Spector, in the Big Top on Sunday, do not. “Hello, Isle Of Man!” booms Fred. Banter aside, they’re greeted with genuine love, and come ‘Never Fade Away’, there’s a man on his beshorted knees in the mud, gesticulating at the tented heavens. “Are you going to see The Vaccines later?” Fred asks mischievously. “I haven’t heard much of their stuff, but I hear it’s quite good.” Justin and the boys’ new stuff, back on the Main Stage, is indeed quite good. ‘No Hope’ is brash and in-your-face, ‘Teenage Icon’ a classically Vaccines scrappy romp. The heavy, menacing ‘Ghost Town’, though, offers tantalising glimpses of new musical territories.

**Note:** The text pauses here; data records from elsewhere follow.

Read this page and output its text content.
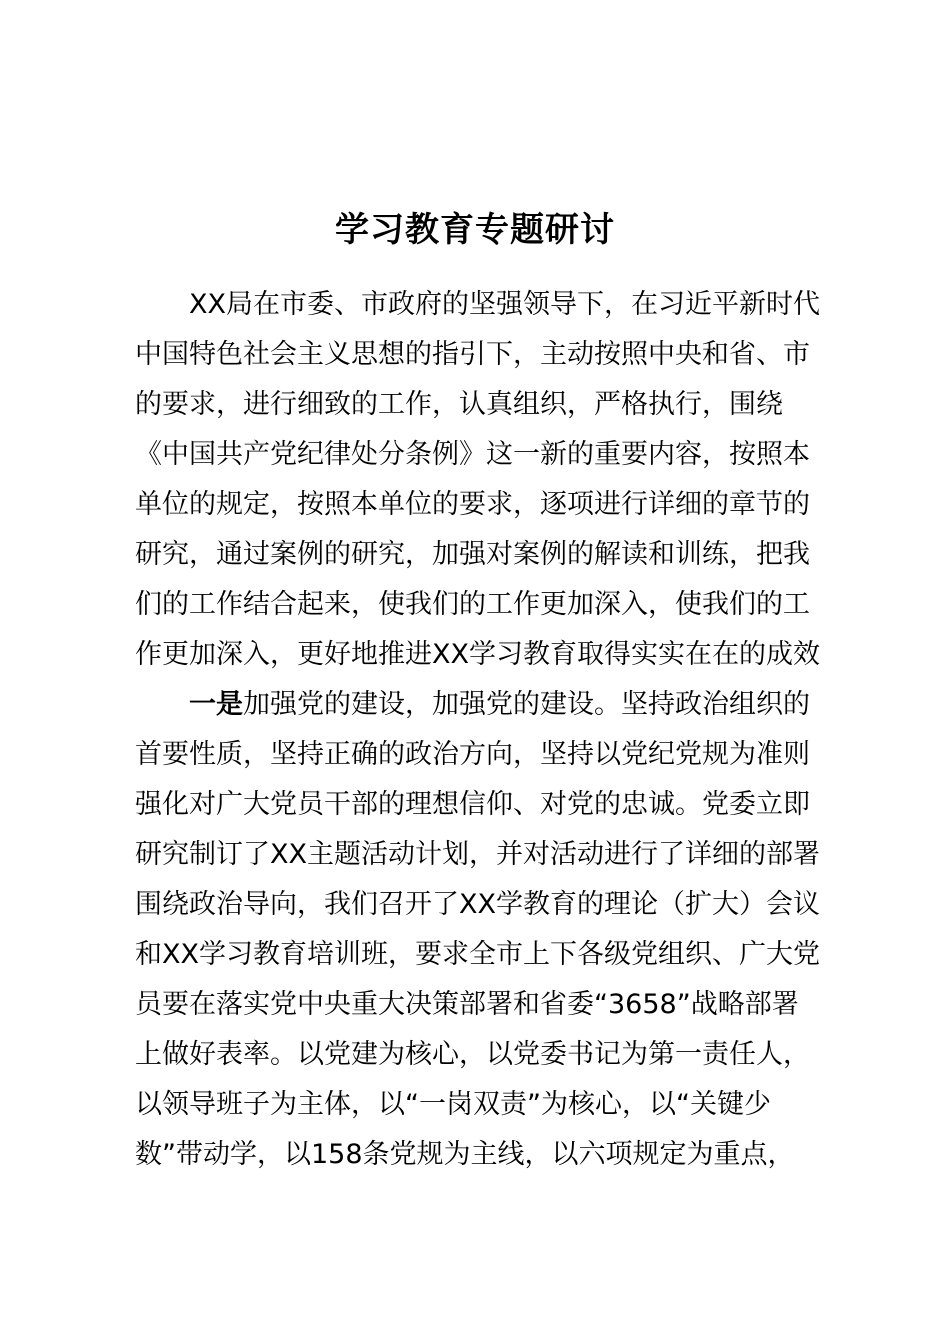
学习教育专题研讨
XX局在市委、市政府的坚强领导下，在习近平新时代
中国特色社会主义思想的指引下，主动按照中央和省、市
的要求，进行细致的工作，认真组织，严格执行，围绕
《中国共产党纪律处分条例》这一新的重要内容，按照本
单位的规定，按照本单位的要求，逐项进行详细的章节的
研究，通过案例的研究，加强对案例的解读和训练，把我
们的工作结合起来，使我们的工作更加深入，使我们的工
作更加深入，更好地推进XX学习教育取得实实在在的成效
一是加强党的建设，加强党的建设。坚持政治组织的
首要性质，坚持正确的政治方向，坚持以党纪党规为准则
强化对广大党员干部的理想信仰、对党的忠诚。党委立即
研究制订了XX主题活动计划，并对活动进行了详细的部署
围绕政治导向，我们召开了XX学教育的理论（扩大）会议
和XX学习教育培训班，要求全市上下各级党组织、广大党
员要在落实党中央重大决策部署和省委“3658”战略部署
上做好表率。以党建为核心，以党委书记为第一责任人，
以领导班子为主体，以“一岗双责”为核心，以“关键少
数”带动学，以158条党规为主线，以六项规定为重点，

If there was ever a man to be unruffled by opening for The Boss, it’s The Chief. Screaming along to ‘Little By Little’ is the perfect warm-up for the anthem-avalanche to come, though Noel Gallagher seems more concerned with the England game, dedicating ‘Don’t Look Back In Anger’ to any Italians in the crowd. Careful, Noely G – Bruce’s grandfather was from Italy, and that’s one fight no-one this weekend can win. From the instant the E Street Band bound on, Bruce Springsteen grinning like a demon, it’s all over. ‘Badlands’ begins a very different set from his fan-pleasing, casual-baffling Glasto epic. There’s plenty from the angry, rollicking ‘Wrecking Ball’, and for all the righteous ire of these songs, the devastating force of Bruce’s charisma when they’re played live makes them euphoric, unifying experiences. As the sun goes down a trio of ‘Atlantic City’, ‘Because The Night’ and ‘Working On The Highway’ kick things up several gears.
When it starts getting really ridiculous is when he casually drops ‘Born In The USA’. Then ‘Born To Run’. Then bloody ‘Glory Days’. THEN ‘DANCING IN THE DARK’. It’s madness, and we can only pray for the neural circuits of the lucky girl dragged onstage to play the Courteney Cox role as Bruce tries on her white kitty-cat ear-flapped hat for size. “We’re gonna leave you with a folk song!” he bellows at the end of a dizzy three hours, covering, as The Who did on this island in 1970, ‘Twist And Shout’. It’s the most glorious fun ever. The E Street Band rock on, and on, and you never want them to stop. But they do. And then Bruce gives a wry grin. You didn’t think that was really it, did you? “ONE. LAST. TIIIIIME!” he screams, and the crowd scream with him. In their hearts and his, he will be playing for them, loving the moment more than anyone’s ever loved anything, until the Earth plummets into the sun. That’s why he’s still The Boss. So don’t be frontin’.